MOSCOW (
MRC) -- Saudi Arabian Oil Co., the world’s largest oil exporter, hired Deutsche Bank AG to advise on the potential acquisition of some marketing, retail and refining assets from China National Petroleum Corp., according to four people with knowledge of the matter, said
Bloomberg.
A deal could be worth several billion dollars, though talks are at an early stage and an agreement may not be reached, the people said, asking not to be identified as the information is private. Saudi Aramco, as the company is known, is expanding into refining and petrochemicals and seeking to boost ties with Asia as part of its strategy to become one of the world’s largest oil and chemicals companies by the end of the decade.
It’s planning to spend between USD70 billion and USD80 billion on overseas acquisitions and investments during the next five years, people with knowledge of the matter told Bloomberg in May.
The state-owned oil company in May signed a USD10 billion revolving credit facility with a group of international and Middle Eastern banks. Those funds may be targeted at acquisitions and other investments, people familiar with the matter said.
Shares of CNPC’s listed arm, PetroChina Co., rose 4.8 percent at 10:32 a.m. Tuesday in Hong Kong, the most in almost a month. The benchmark Hang Seng Index rose 0.7 percent.
Saudi Aramco is pursuing the CNPC assets as Chinese President Xi Jinping seeks to introduce more market discipline to government-controlled companies, part of efforts to reinvigorate a USD10 trillion economy headed for its slowest growth in a quarter century. China released guidelines last month urging state enterprises to allow outside investors in their businesses and encouraging them to upgrade their management with more transparency.
State-controlled China Petroleum & Chemical Corp., known as Sinopec, last year sold a 107 billion yuan (USD16.8 billion) stake in its retail arm to a group of investors including China Life Insurance Co. Sinopec’s parent company also listed its petroleum engineering business in Hong Kong as part of a 30.6 billion yuan reorganization.
Last month, Aramco and Germany’s Lanxess AG formed a 2.75 billion euro (USD3.1 billion) synthetic rubber joint venture, while last year the Saudi government owned company bought a USD2 billion stake in S-Oil Corp., South Korea’s third-largest oil refiner.

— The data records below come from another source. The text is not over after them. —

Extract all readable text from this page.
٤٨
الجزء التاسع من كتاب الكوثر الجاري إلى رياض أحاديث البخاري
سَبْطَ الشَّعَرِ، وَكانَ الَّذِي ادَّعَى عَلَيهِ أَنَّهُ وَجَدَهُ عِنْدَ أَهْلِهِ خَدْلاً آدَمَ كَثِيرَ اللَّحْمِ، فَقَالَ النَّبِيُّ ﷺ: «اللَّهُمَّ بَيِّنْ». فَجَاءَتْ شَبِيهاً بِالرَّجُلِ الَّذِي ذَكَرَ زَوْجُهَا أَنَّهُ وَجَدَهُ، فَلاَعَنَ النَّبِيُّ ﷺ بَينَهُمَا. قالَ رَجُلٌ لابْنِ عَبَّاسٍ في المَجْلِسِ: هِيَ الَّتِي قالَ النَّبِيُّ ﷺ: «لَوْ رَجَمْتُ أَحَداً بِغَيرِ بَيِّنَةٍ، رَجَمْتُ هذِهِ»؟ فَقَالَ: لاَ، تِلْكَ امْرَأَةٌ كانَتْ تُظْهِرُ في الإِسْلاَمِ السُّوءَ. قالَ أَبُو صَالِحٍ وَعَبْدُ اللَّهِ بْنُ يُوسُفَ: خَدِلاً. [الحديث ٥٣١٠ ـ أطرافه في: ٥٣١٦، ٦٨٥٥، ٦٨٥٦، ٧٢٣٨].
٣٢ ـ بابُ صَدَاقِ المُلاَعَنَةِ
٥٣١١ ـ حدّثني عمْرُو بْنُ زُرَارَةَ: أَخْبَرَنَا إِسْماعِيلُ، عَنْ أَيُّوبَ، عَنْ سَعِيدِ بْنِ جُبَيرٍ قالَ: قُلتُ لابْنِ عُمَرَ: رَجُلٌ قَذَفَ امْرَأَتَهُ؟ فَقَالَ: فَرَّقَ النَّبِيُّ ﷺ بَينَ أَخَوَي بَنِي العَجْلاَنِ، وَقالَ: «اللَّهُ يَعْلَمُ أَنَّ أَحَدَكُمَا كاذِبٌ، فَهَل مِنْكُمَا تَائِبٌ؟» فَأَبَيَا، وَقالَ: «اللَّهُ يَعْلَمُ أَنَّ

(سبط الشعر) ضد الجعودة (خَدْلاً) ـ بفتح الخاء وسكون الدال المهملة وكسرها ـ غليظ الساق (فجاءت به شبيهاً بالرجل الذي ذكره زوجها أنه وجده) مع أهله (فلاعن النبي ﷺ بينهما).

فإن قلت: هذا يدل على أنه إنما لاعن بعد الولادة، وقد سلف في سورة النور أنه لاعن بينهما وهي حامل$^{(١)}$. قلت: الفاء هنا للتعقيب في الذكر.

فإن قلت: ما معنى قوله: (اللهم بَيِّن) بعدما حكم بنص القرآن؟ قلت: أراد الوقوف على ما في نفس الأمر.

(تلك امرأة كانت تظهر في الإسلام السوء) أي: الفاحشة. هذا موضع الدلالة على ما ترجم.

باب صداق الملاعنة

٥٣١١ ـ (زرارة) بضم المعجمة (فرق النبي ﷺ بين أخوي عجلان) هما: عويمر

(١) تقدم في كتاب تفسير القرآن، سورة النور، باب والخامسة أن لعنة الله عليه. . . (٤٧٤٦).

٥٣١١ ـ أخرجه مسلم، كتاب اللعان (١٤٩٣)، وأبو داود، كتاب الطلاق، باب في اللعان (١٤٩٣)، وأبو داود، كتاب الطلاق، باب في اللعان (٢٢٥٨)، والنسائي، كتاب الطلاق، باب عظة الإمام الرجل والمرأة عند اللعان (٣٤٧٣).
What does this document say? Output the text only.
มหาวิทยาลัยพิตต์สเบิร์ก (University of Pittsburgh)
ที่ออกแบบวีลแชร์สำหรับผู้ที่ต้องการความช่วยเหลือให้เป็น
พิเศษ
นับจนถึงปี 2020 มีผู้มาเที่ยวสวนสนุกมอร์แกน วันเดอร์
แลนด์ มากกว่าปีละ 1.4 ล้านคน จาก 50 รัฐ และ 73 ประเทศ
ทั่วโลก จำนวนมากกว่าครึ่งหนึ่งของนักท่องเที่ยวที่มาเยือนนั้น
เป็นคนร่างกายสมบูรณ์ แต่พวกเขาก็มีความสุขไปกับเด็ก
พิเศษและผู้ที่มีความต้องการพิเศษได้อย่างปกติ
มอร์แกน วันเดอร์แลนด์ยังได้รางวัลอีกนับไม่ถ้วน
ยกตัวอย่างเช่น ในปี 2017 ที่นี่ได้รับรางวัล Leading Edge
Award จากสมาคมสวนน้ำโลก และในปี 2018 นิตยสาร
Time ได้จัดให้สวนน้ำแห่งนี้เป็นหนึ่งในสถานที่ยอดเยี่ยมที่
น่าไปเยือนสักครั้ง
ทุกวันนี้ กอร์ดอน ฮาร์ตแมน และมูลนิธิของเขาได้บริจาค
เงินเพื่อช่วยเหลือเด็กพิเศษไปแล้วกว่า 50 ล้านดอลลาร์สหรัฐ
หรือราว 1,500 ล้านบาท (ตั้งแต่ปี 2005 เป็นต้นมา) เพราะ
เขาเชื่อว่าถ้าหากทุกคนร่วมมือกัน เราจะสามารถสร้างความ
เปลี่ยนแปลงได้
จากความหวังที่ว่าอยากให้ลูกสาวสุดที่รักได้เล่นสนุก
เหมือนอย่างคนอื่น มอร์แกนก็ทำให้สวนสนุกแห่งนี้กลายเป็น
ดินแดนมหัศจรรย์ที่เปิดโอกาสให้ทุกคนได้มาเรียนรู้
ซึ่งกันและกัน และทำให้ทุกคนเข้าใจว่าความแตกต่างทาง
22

CNPC’s Beijing-based spokesman Qu Guangxue didn’t answer two calls to his office seeking comment on Monday, a public holiday in China. Saudi Aramco and Deutsche Bank declined to comment.
As MRC
informed earlier, Saudi Arabia's state oil company is taking a 50%-stake in the synthetic rubber business of German chemicals groups Lanxess in a deal that values the entire unit at EUR2.75bn, including debt. The transaction still requires the approval of the relevant antitrust authorities and is expected to be completed in the first half of 2016.
Saudi Aramco is the state-owned oil company of the Kingdom of Saudi Arabia and a fully integrated, global petroleum and chemicals enterprise. Over the past 80 years we have become a world leader in hydrocarbons exploration, production, refining, distribution, shipping and marketing, and the world’s top exporter of crude oil and natural gas liquids (NGLs). Saudi Aramco’s oil and gas production infrastructure leads the industry in scale of production, operational reliability, and technical advances. Our plants and the people who run them make us the world’s largest crude oil exporter, producing roughly one in every eight barrels of the world’s oil supply.